Yes, there’s a little bit more time given to her physical description than there is some of the male characters, but Summer is a force to be reckoned with. She holds her own with the males on the NUMA payroll, often saving the day in her own right, and she doesn’t hesitate to fight or defend herself as necessary. Rather than always being the sole victim, there are plenty of times when it’s Summer who has to cut her brother out of handcuffs or dispatch the vagabond (and Arctic Drift is a 2008 novel).
If someone at Pitt’s publisher or literary agency demanded that he go back and either rewrite his early books or stop selling them altogether, I feel like that would be a disservice. I know that not everyone will agree. However, I think pretending like the past never happened goes a long way toward allowing it to repeat itself.
I’ll give one last example before I need to get back to my book: one of the most banned books in school libraries and classrooms is The Adventures of Huckleberry Finn because of its use of the “n-word”.

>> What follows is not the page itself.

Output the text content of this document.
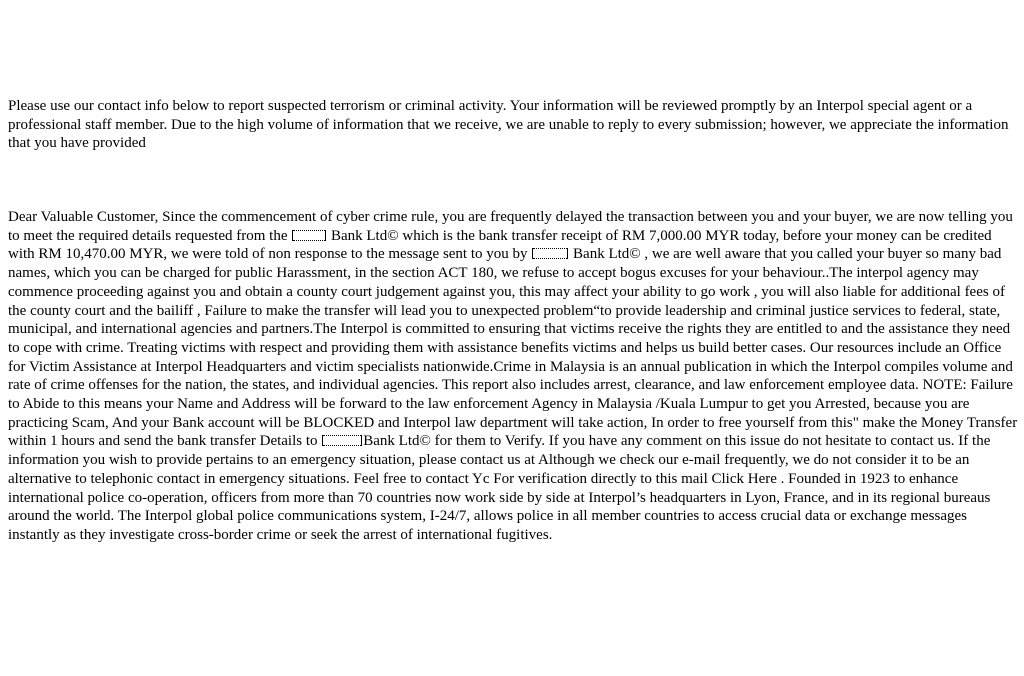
Please use our contact info below to report suspected terrorism or criminal activity. Your information will be reviewed promptly by an Interpol special agent or a professional staff member. Due to the high volume of information that we receive, we are unable to reply to every submission; however, we appreciate the information that you have provided

Dear Valuable Customer, Since the commencement of cyber crime rule, you are frequently delayed the transaction between you and your buyer, we are now telling you to meet the required details requested from the	Bank Ltd© which is the bank transfer receipt of RM 7,000.00 MYR today, before your money can be credited with RM 10,470.00 MYR, we were told of non response to the message sent to you by	Bank Ltd© , we are well aware that you called your buyer so many bad names, which you can be charged for public Harassment, in the section ACT 180, we refuse to accept bogus excuses for your behaviour..The interpol agency may commence proceeding against you and obtain a county court judgement against you, this may affect your ability to go work , you will also liable for additional fees of the county court and the bailiff , Failure to make the transfer will lead you to unexpected problem“to provide leadership and criminal justice services to federal, state, municipal, and international agencies and partners.The Interpol is committed to ensuring that victims receive the rights they are entitled to and the assistance they need to cope with crime. Treating victims with respect and providing them with assistance benefits victims and helps us build better cases. Our resources include an Office for Victim Assistance at Interpol Headquarters and victim specialists nationwide.Crime in Malaysia is an annual publication in which the Interpol compiles volume and rate of crime offenses for the nation, the states, and individual agencies. This report also includes arrest, clearance, and law enforcement employee data. NOTE: Failure to Abide to this means your Name and Address will be forward to the law enforcement Agency in Malaysia /Kuala Lumpur to get you Arrested, because you are practicing Scam, And your Bank account will be BLOCKED and Interpol law department will take action, In order to free yourself from this" make the Money Transfer within 1 hours and send the bank transfer Details to	Bank Ltd© for them to Verify. If you have any comment on this issue do not hesitate to contact us. If the information you wish to provide pertains to an emergency situation, please contact us at Although we check our e-mail frequently, we do not consider it to be an alternative to telephonic contact in emergency situations. Feel free to contact Yc For verification directly to this mail Click Here . Founded in 1923 to enhance international police co-operation, officers from more than 70 countries now work side by side at Interpol’s headquarters in Lyon, France, and in its regional bureaus around the world. The Interpol global police communications system, I-24/7, allows police in all member countries to access crucial data or exchange messages instantly as they investigate cross-border crime or seek the arrest of international fugitives.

There’s a lot of uncomfortable stuff in Huck Finn that some would like to sanitize. Huck is abused by his father (and, arguably enough, some other adults in the book). All sorts of social issues are wrapped up into the plot–race, racism, abuse, alcoholism, poverty, equality, you name it. Believe it or not, the majority of the protests lodged against the book have come from whites, because the book provokes a conversation that makes us unsettled.
Read the book. Learn the history. And then learn from it. That’s all I’m asking.